Eliot seems to have provided these subtle, widely spaced contrasting motifs
of real love and ideal love as impossibilities in order to intensify Prufrock's
agony of no-love. They demonstrate full circle the fact that Prufrock's severe
debilitation of love through timidity and a self-acknowledged fear is really
tragic. He cannot free himself, even under the goading threat of precious
time, to take one of man's sublime gambles of striving to impose upon the
vast chaos of existence the order of a personal love in a small, coherent
world of his own creation; Prufrock will never try to squeeze "the universe
into a ball" (1. 92). Against the symbolic drama of adult love which he
subconsciously sees performed with effortless harmony in nature, and against
his reverie of an ideal love with mermaids, pictured as pleasant but short-lived
escapism, Prufrock stands by comparison painfully tense and abnormal in
daily life.
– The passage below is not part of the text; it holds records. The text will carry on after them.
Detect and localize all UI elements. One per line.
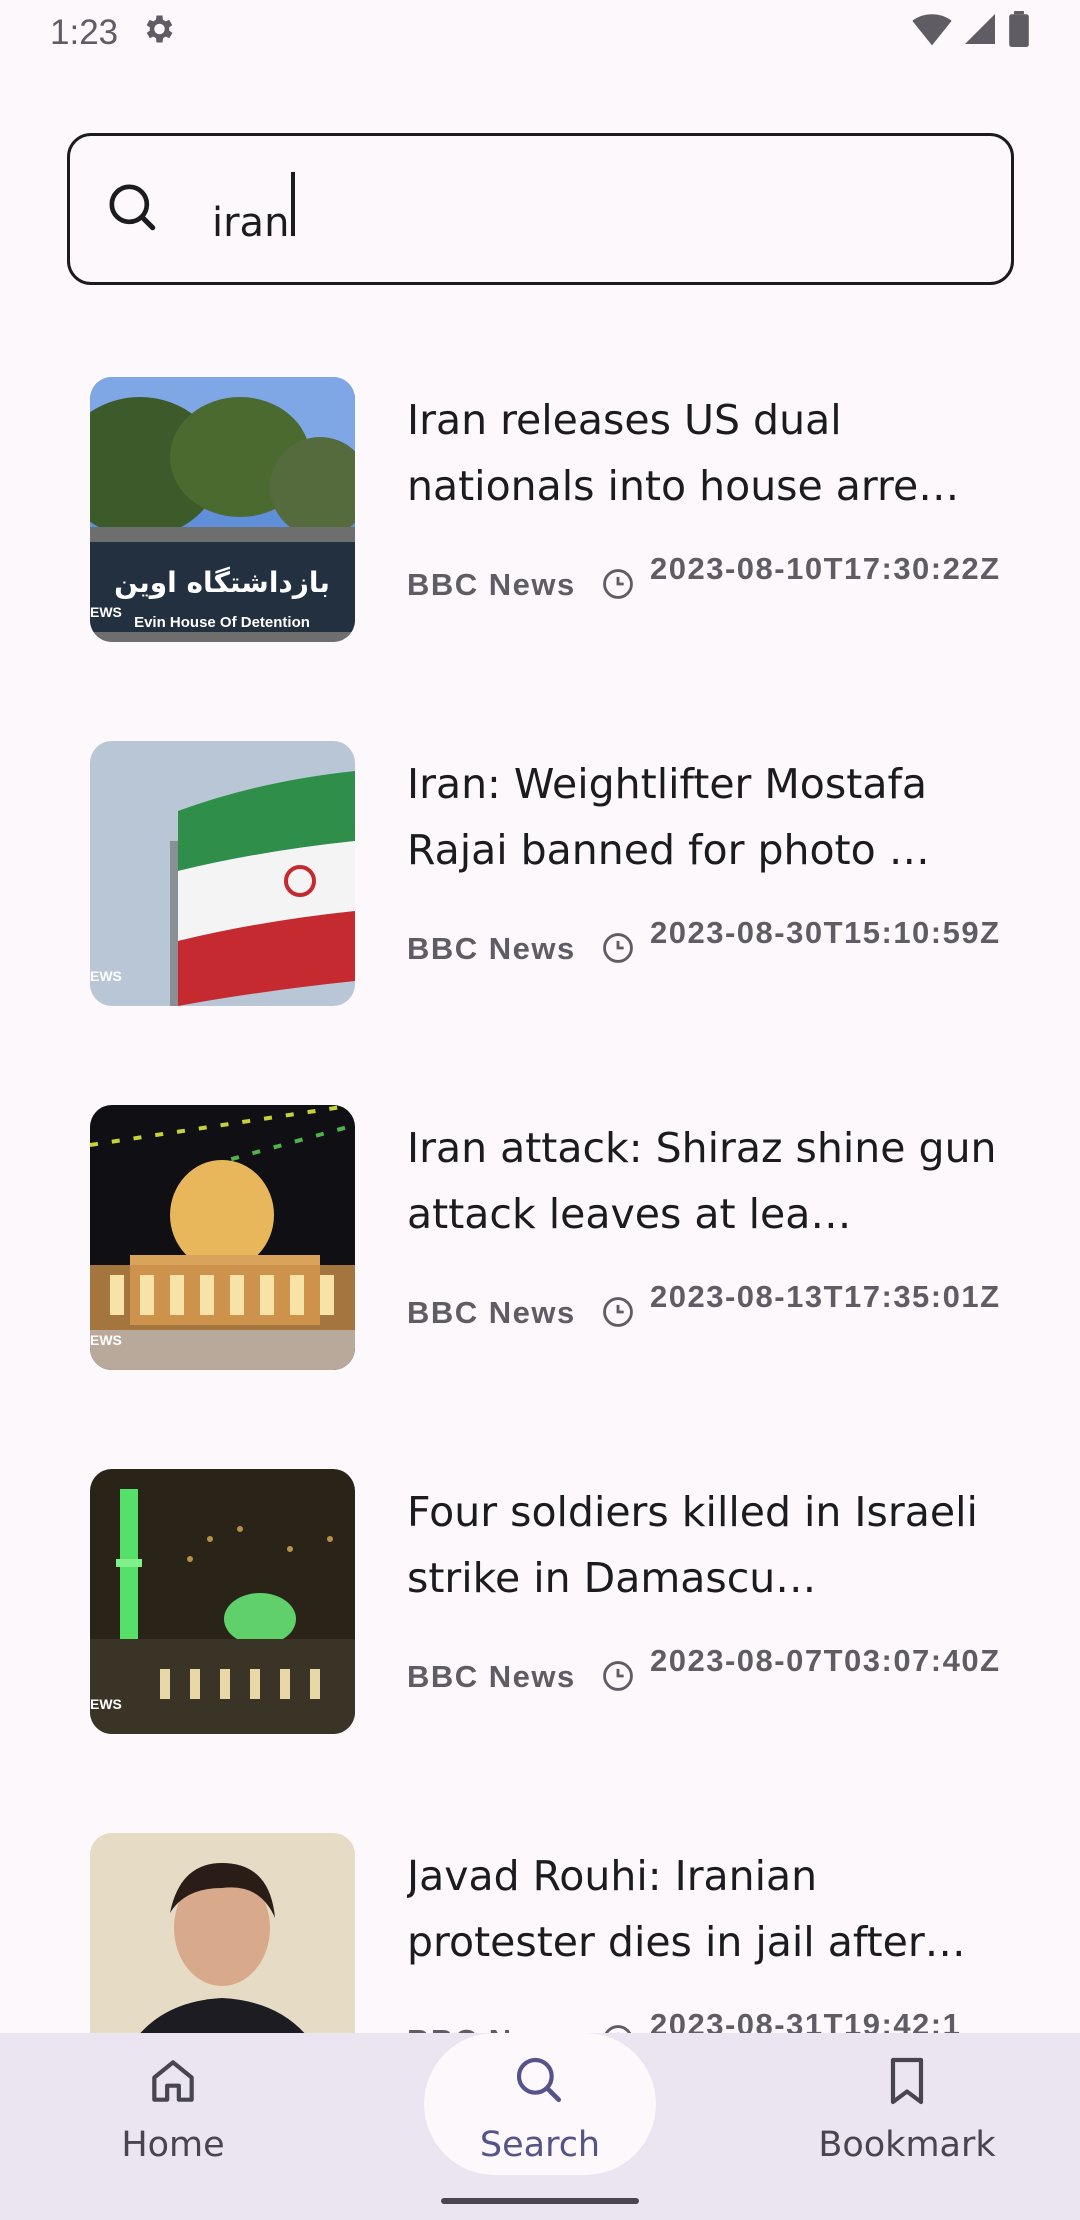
clock-icon xyxy=(601,567,635,601)
news-date: 2023-08-07T03:07:40Z xyxy=(650,1643,1001,1678)
thumb-badge: EWS xyxy=(90,1332,122,1348)
status-time: 1:23 xyxy=(50,13,119,52)
news-source: BBC News xyxy=(407,1659,576,1694)
news-thumbnail: EWS xyxy=(90,1105,355,1370)
wifi-icon xyxy=(912,11,952,56)
news-meta: BBC News 2023-08-13T17:35:01Z xyxy=(407,1275,1007,1365)
thumb-text-fa: بازداشتگاه اوین xyxy=(114,566,330,599)
nav-home[interactable]: Home xyxy=(53,2033,293,2183)
news-date: 2023-08-13T17:35:01Z xyxy=(650,1279,1001,1314)
news-item[interactable]: EWS Iran: Weightlifter Mostafa Rajai ban… xyxy=(90,741,1040,1041)
news-title: Four soldiers killed in Israeli strike i… xyxy=(407,1488,978,1602)
news-source: BBC News xyxy=(407,1295,576,1330)
thumb-text: Evin House Of Detention xyxy=(134,614,310,631)
clock-icon xyxy=(601,931,635,965)
news-date: 2023-08-31T19:42:1 xyxy=(650,2007,962,2033)
news-source: BBC News xyxy=(407,567,576,602)
news-thumbnail: EWS xyxy=(90,741,355,1006)
bookmark-icon xyxy=(879,2053,935,2109)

Couched in the Dantean epigraph of the poem is a shadowy outline
of Prufrock himself: He is, like Guido de Montefeltro in Canto XXVII of
the Inferno, a figure of living death.
Without departing from psychology and sex, which are always recognized
as basic material in Eliot's early poetry, but finding in them a structural and
thematic depth not sounded before, I have endeavored to show that the
fairly large yellow fog section means more and consequently does a great deal
more in "The Love Song of J. Alfred Prufrock" than has yet been proposed.
It clarifies and intensifies the theme of Prufrock's failure.